WHEN ASKED ABOUT THE ENVIRONMENT, HIS RESPONSE is classic Jesse Ventura, typical of the candidate who prides himself on not being a career politician.

Ventura: I'm a member of the Isaac Walton League. I love the environment and I certainly think that we should do whatever we can to preserve it.
But Ventura couches his enthusiasm for environmental protection with a caveat.
Ventura: You always have to remember, to the best of my knowledge right now, we are at the top of the food chain. So until something comes along and puts us second, you have to accept that. We're the top of the food chain, which means we're going to use resources to survive!

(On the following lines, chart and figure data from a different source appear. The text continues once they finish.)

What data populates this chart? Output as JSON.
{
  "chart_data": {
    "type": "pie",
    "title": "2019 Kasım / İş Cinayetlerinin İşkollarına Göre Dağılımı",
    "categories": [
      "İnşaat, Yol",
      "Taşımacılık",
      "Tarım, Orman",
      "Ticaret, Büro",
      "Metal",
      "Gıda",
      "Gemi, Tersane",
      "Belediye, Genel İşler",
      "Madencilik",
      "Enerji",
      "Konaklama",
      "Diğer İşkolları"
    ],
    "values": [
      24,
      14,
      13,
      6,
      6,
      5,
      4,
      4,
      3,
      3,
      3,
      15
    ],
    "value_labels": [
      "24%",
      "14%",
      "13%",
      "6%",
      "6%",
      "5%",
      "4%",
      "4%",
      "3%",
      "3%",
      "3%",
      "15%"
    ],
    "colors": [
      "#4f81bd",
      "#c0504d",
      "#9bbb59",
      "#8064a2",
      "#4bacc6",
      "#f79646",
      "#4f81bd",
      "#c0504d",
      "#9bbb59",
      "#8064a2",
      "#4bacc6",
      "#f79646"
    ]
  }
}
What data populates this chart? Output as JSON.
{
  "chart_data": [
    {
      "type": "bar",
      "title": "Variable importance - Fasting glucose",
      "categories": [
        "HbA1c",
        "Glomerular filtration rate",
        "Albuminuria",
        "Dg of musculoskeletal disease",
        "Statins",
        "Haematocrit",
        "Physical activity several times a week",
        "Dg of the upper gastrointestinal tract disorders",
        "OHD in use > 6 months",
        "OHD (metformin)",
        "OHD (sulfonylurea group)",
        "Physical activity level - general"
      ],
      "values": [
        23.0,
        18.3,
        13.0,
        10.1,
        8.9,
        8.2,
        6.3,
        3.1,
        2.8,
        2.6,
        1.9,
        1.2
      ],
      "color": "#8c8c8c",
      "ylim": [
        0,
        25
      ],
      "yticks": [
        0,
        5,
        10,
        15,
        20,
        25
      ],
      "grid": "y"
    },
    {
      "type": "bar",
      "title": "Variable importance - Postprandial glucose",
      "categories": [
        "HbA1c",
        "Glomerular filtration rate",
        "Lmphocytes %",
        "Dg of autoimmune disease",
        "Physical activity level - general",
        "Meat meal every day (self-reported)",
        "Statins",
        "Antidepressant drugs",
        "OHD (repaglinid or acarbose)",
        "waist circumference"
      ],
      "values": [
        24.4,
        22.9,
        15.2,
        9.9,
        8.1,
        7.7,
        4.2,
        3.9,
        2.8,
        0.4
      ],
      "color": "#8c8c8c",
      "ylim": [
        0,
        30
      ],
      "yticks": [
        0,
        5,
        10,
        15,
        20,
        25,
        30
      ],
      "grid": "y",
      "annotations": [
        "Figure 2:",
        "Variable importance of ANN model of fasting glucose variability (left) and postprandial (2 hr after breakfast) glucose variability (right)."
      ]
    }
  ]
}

Most of Ventura's DFL opponents - who've served in state government - vow to revamp the Minnesota Pollution Control Agency. Ventura says he hasn't studied the issue. But as an advocate of trimming the size and scope of government, Ventura thinks the state could scrap the MPCA.
Ventura: Pollution is a thing I think should be handled at the federal level, because a river runs through many states. You'd need, of course, a strong federal pollution control agency and then maybe eliminate these state control agencies, because the feds should handle that anyway. that's one things the feds should do, because air pollution blows all over.
When it comes to one of Minnesota's most controversial environmental issues - regulating large-scale animal feedlots - Ventura supports halting their expansion, as long as it's temporary.
Ventura: Moratoriums are dangerous, though. You don't want to get in the habit of doing that, I think, on a lot of things. It's an easy way out, you know. I think in the feedlot case, nobody has a clue right now what to do with them. Well, you better stop allowing more of them until you figure out what you do with the ones you got, and how you're gonna contend with the pollution problem on it.
Ventura's other environmental concern stems from personal experience - he has a 32-acre farm in Maple Grove where his wife raises hay and show horses. He blames city assessing departments for urban sprawl in communities like Maple Grove.
Ventura: They force small farms like me to develop because when you're only so many acres, you can only get so much income. Well, when they tax you and continue to raise your property value with no cap - totally out of control - eventually you're forced to develop. And when you develop, what does that create? urban sprawl!
Ventura says if he's governor, he'd destroy the state's property tax system, putting city assessors out of business.